- Born: Bertha Louise Yerex 1892 Newaygo, Michigan, U.S.
- Died: 1984 (aged 91–92) Cass City, Michigan, U.S.
- Other names: Bertha Yerex, Bertha Whitman
- Education: University of Michigan
- Occupation: Architect
- Spouse: Lloyd E. Whitman
- Children: Suzanne, Charles
- Practice: Perkins, Fellows, and Hamilton; Bertha Yerex Whitman

= Bertha Yerex Whitman =

American architect

Bertha Yerex Whitman (1892–1984) was an American architect who was the first woman to graduate in architecture from the University of Michigan. She had a long career as an architect in Illinois, especially around Evanston and Glencoe.
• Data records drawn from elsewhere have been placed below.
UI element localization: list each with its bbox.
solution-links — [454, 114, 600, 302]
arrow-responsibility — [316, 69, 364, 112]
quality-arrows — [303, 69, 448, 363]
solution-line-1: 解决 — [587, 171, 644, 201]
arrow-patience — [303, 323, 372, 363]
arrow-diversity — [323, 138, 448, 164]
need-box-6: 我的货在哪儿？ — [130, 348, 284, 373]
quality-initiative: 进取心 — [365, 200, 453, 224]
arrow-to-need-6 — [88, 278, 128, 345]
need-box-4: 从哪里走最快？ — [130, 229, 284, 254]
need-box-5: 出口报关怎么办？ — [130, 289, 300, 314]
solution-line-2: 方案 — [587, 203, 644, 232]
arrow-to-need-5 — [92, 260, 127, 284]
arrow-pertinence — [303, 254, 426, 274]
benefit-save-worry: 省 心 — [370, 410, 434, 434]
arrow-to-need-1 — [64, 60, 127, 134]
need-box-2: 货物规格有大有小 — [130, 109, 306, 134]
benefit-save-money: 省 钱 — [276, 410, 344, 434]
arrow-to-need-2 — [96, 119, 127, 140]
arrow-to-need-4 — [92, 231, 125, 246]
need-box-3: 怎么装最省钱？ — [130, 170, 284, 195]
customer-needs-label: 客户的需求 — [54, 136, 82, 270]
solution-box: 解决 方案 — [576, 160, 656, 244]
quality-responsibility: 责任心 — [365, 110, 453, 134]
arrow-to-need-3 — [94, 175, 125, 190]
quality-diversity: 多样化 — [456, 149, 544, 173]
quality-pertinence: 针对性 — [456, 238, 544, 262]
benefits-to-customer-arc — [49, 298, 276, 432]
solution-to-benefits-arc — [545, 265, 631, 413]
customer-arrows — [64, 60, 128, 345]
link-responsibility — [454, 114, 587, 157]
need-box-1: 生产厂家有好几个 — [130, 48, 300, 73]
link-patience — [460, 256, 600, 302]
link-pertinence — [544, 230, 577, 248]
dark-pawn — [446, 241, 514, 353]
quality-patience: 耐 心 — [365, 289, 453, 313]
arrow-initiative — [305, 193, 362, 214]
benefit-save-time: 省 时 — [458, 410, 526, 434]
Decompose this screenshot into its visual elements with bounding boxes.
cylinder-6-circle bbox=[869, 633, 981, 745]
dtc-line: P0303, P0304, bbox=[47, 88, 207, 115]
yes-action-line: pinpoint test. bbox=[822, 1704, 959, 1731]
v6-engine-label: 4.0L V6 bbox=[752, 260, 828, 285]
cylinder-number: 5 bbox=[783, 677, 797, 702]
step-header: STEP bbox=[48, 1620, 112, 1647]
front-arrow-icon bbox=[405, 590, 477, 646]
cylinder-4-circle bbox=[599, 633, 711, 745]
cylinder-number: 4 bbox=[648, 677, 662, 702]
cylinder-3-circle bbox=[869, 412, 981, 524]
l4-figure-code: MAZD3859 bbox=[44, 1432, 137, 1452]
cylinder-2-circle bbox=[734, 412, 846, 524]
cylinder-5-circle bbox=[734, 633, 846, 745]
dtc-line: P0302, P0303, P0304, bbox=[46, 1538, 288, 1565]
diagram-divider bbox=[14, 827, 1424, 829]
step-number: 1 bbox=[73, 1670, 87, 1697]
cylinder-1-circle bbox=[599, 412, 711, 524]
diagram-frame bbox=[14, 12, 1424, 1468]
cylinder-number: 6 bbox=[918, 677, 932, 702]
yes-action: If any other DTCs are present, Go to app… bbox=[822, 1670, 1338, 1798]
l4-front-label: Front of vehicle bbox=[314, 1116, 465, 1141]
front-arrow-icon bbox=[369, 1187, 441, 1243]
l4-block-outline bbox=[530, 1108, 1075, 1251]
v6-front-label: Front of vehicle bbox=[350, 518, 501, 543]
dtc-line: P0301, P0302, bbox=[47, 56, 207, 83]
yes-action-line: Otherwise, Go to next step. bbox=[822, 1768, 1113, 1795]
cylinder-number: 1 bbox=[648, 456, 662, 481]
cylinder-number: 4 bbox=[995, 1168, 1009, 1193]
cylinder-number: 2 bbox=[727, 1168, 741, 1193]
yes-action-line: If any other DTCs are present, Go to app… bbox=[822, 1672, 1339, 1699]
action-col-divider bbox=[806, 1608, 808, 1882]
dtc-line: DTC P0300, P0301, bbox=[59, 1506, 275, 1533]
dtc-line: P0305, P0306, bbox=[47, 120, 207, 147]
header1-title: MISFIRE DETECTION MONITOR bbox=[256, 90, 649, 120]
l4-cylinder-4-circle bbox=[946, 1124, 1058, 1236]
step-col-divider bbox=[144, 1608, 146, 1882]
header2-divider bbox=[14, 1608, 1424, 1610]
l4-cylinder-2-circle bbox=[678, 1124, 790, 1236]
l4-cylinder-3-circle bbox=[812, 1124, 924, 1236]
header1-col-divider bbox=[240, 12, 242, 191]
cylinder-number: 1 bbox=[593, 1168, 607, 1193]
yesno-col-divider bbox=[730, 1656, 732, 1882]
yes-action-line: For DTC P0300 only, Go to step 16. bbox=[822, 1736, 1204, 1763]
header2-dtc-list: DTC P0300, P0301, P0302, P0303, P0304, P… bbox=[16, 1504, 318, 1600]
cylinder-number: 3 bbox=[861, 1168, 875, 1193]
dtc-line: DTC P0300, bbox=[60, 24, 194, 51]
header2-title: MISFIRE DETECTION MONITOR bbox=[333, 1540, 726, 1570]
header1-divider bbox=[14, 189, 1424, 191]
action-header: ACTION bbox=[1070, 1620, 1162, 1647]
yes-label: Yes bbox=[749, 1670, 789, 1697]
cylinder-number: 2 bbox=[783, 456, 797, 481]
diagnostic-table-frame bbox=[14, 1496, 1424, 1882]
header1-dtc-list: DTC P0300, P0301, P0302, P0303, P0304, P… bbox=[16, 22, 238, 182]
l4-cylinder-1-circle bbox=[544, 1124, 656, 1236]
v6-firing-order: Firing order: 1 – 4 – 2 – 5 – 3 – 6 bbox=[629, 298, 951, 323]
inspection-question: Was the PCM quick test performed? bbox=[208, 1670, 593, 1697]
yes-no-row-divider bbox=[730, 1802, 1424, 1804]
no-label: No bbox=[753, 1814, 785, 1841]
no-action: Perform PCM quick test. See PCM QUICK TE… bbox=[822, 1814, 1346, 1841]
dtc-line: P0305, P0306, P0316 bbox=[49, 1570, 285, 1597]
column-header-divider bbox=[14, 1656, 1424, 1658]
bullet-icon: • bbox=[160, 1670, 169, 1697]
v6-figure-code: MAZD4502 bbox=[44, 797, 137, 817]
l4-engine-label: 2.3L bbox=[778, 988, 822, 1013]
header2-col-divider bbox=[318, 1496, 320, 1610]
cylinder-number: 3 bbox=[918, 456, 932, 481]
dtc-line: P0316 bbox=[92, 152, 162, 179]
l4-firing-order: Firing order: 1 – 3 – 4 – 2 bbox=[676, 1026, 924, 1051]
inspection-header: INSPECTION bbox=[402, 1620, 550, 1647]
==Early life and education==
Bertha Louise Yerex was born in Newaygo, Michigan, in 1892, the middle of three daughters of Charles Napier Yerex and Emma Retta (Giles) Yerex. Her father was the town's train station master and telegrapher. She received a teaching certificate from Eastern Michigan University in 1911 and went on to teach at the local elementary school for two years. Prompted by an aunt who taught her to design quilts, as well as by her own mathematical inclinations, she took a correspondence course in mechanical drafting. This led her to decide on a career in architecture.

She entered the University of Michigan College of Architecture and Design in 1914. She later recalled that the dean had initially told her she would not be welcome in the program, but she enrolled anyway. While at the university, she was a cofounder of the T-Square Society, a student club for women engineers and architects. When America entered World War I and most of her male classmates enlisted in the army, she took a leave from the college to support the war effort and so that she would be able to graduate with her classmates. During her two-year hiatus from school, she worked in Detroit, Michigan, as the Dodge Brothers Company's first woman draughtsperson. After the war, she returned to her studies and in 1920 became the college's first women architecture graduate.

In 1919, she married Lloyd E. Whitman, with whom she went on to have two children, Suzanne and Charles.

==Career==
Whitman moved to the Chicago area in 1921. She initially had difficulty finding work in Chicago architecture offices, even as a draughtsperson. Eventually she joined the firm of Perkins, Fellows, and Hamilton, where her drafting skills were highly valued. She obtained her Illinois architectural license in 1926 and began taking on independent commissions for residences. She settled in Evanston, Illinois, and during a career spanning six decades designed more than 50 residences as well as apartment buildings, schools, and churches. She worked mostly around Evanston, Glencoe, and Chicago, but she also designed buildings in the states of Florida, Georgia, Tennessee, Michigan, and Wisconsin.

The Depression years were difficult for Whitman after her husband's business failed and he left her in 1934. To better support her children, she got a job with the state of Illinois as a social worker, but within a few years had moved over to remodeling offices for government buildings. Whitman simultaneously kept her solo architectural practice going, working closely with Evanston-area builders. One of her designs won a local award as well as being showcased in the women’s architecture display at the 1933 World’s Fair. Whitman valued house plans that made efficient use of space and were oriented towards the needs of daily domestic life, and she took pride in the fact that they were sturdy and well engineered.

In 1928, Whitman became one of the nine founders of the Women's Architectural Club of Chicago, along with Juliet Peddle. The club was active into the 1940s, when it merged with the American Institute of Architecture.

Whitman liked to travel to study world architectural styles, and over the course of her lifetime visited countries in Europe, Africa, and Asia. In the 1960s she wrote a book about her travels, A Tyro Takes a Trip (1971).

Whitman returned to Michigan later in life and lived in Ann Arbor. She died in Cass City, Michigan, in 1984. Her papers are held by the Bentley Historical Library at the University of Michigan and include photographs of buildings she designed.